Guerre, poésie, mort et humour
C’est le quarté de Xavier Hanotte. Et tout ramène, parfois par des procédés du fantastique, du réalisme magique, à un devoir de mémoire.
Xavier Hanotte est belge. Même si on ignorait son CV, on l’aurait compris : sa prose est tellement enrichie de poésie, de fantastique et d’humour qu’elle ne peut qu’être belge. À la manière des Jean Ray, Michel de Ghelderode, Thomas Owen, Franz Hellens, dont Xavier Hanotte est le continuateur habile et profond. Avec le goût de la poésie, et celle de guerre particulièrement. Il a traduit les vers de Wilfred Owens, le poète des tranchées, abattu le 4 novembre 1918, à 24 ans. Il se passionne aussi pour Keith Douglas, un autre poète anglais, mort lui le 9 juin 1944 à côté de son char Sherman, en Normandie, à 24 ans aussi. Et ces deux poètes irriguent son œuvre.
Wilfred Owen est devenu un véritable personnage dans les romans et les nouvelles de Xavier Hanotte. D’autant que l’inspecteur de la police judiciaire, Barthélémy Dussert, qu’il a créé dès son premier roman, Manière noire, est un traducteur du poète anglais. Et que ses aventures sont ornées de façon pertinente de citations de vers de l’Anglais.
Keith Douglas est aussi devenu un personnage à part entière de l’écrivain belge. Il est au centre du Feu des lucioles. Le héros, Frédéric Dutrieux, fait son mémoire sur le poète de la Seconde Guerre mondiale. Et dans ce roman aussi, la poésie de Douglas imprègne le roman. Surtout le vers : « Souvenez-vous de moi quand je serai mort / et simplifiez-moi quand je serai mort. » Douglas sent sa mort prochaine. Il avait d’ailleurs écrit :
« Ce jour-là, il touche mon char et ce fut / comme l’entrée d’un démon. »

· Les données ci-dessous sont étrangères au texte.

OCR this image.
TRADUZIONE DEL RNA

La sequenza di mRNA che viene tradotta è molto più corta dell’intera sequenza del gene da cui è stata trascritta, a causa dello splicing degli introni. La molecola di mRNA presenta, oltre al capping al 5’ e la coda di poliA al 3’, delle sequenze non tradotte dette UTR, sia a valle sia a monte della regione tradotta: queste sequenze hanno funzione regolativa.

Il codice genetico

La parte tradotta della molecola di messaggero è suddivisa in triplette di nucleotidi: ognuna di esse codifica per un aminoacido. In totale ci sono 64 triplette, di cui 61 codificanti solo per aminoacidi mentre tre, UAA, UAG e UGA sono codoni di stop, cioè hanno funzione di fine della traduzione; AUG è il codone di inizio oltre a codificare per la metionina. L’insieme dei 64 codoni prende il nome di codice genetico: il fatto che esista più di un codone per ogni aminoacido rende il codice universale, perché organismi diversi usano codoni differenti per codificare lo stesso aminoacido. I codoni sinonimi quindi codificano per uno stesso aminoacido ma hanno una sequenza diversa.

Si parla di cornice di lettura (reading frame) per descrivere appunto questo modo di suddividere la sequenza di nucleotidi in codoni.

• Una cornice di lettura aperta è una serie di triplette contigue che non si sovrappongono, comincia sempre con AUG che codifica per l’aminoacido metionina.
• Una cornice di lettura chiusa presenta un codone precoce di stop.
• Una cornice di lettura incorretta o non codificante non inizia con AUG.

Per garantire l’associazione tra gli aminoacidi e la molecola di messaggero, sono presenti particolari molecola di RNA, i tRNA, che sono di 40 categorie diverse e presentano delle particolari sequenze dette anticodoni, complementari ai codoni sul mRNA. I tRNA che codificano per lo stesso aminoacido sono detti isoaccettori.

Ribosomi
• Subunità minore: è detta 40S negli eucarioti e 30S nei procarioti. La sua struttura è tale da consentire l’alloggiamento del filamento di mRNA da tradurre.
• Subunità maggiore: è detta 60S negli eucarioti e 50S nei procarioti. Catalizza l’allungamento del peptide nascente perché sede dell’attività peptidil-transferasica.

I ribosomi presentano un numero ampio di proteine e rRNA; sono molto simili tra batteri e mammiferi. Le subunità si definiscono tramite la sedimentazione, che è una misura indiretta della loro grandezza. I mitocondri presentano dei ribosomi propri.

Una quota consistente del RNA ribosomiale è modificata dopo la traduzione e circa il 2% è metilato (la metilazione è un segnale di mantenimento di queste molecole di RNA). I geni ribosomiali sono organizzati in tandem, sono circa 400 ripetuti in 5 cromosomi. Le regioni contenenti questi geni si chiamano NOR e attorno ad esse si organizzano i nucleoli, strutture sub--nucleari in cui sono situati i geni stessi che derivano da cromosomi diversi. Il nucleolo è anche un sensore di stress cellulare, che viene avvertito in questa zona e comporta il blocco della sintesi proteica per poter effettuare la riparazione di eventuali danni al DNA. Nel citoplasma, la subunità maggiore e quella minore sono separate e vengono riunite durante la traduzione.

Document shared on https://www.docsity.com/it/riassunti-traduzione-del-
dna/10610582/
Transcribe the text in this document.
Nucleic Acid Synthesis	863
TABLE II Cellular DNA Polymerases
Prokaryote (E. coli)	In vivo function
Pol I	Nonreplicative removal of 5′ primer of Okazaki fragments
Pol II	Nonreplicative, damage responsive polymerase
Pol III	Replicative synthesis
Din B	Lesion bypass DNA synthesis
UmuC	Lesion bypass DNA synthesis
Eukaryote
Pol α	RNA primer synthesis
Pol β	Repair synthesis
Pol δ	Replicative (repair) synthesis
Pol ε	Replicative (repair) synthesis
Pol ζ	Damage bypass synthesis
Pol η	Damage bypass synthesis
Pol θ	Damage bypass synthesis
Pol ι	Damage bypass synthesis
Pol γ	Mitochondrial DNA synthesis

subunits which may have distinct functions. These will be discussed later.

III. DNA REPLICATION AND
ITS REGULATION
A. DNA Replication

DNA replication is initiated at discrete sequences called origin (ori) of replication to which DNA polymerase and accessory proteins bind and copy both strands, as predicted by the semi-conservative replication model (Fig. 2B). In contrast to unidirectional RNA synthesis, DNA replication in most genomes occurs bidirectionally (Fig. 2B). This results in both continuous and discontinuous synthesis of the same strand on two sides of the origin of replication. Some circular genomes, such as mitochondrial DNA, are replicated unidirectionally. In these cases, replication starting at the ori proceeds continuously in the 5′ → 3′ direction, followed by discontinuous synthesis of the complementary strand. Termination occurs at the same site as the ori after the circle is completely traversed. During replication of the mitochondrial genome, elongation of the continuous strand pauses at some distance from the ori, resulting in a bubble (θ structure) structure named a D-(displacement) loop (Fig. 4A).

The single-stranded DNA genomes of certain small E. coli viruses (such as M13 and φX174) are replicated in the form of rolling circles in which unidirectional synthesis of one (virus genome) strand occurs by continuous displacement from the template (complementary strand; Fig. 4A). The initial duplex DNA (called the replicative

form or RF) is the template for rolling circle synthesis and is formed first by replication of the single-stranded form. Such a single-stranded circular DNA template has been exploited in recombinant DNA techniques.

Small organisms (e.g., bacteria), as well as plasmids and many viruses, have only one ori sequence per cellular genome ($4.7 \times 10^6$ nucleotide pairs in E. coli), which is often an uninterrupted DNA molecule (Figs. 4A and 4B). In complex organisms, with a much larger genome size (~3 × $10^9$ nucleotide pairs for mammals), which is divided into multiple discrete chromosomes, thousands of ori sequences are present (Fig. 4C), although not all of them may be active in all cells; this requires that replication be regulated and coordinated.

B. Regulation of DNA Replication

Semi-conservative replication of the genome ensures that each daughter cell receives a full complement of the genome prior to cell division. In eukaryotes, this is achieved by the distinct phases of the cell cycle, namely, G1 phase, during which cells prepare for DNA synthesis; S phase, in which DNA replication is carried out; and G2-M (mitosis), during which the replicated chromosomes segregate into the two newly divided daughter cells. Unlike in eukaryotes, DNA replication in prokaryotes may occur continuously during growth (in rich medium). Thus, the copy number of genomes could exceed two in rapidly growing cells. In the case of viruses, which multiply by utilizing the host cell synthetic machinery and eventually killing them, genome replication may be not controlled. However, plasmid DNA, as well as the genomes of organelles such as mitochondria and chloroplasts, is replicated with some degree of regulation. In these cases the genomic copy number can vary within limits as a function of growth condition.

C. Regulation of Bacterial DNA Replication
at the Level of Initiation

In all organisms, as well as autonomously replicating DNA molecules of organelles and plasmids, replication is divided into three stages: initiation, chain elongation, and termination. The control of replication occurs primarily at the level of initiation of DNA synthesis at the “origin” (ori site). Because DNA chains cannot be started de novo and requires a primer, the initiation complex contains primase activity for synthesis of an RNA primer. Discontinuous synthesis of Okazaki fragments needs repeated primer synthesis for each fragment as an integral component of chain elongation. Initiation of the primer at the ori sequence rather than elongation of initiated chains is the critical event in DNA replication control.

C’est évidemment dramatique. La mort est au centre du roman. Mais la poésie de Douglas est simple, naturelle, légère. Et l’écriture de Xavier Hanotte l’est également, et teintée d’une ironie souriante. Dans le même roman, le Belge Frédéric Dutrieux fait son service militaire (on est dans les années 1980) et c’est une charge hilarante contre le système. Mais il se retrouve aussi, par une contorsion du temps, en 1944 en Normandie, où il tente de retrouver la tombe de Douglas. Hanotte mêle judicieusement les styles, les ambiances et les époques. N’hésitant jamais à défier les lois de la physique, ni à embrasser ce réalisme magique cher à André Delvaux. Car ce qui compte, chez Hanotte, c’est le devoir de mémoire. Vis-à-vis des héros de la Première Guerre mondiale dans une grande partie de ses écrits, de ceux de la Seconde dans ce Feu des lucioles. Et les citations fréquentes des poésies de Douglas comme d’Owen ne sont pas des illustrations pour faire joli : elles marquent profondément le lecteur et le renvoient à l’Histoire.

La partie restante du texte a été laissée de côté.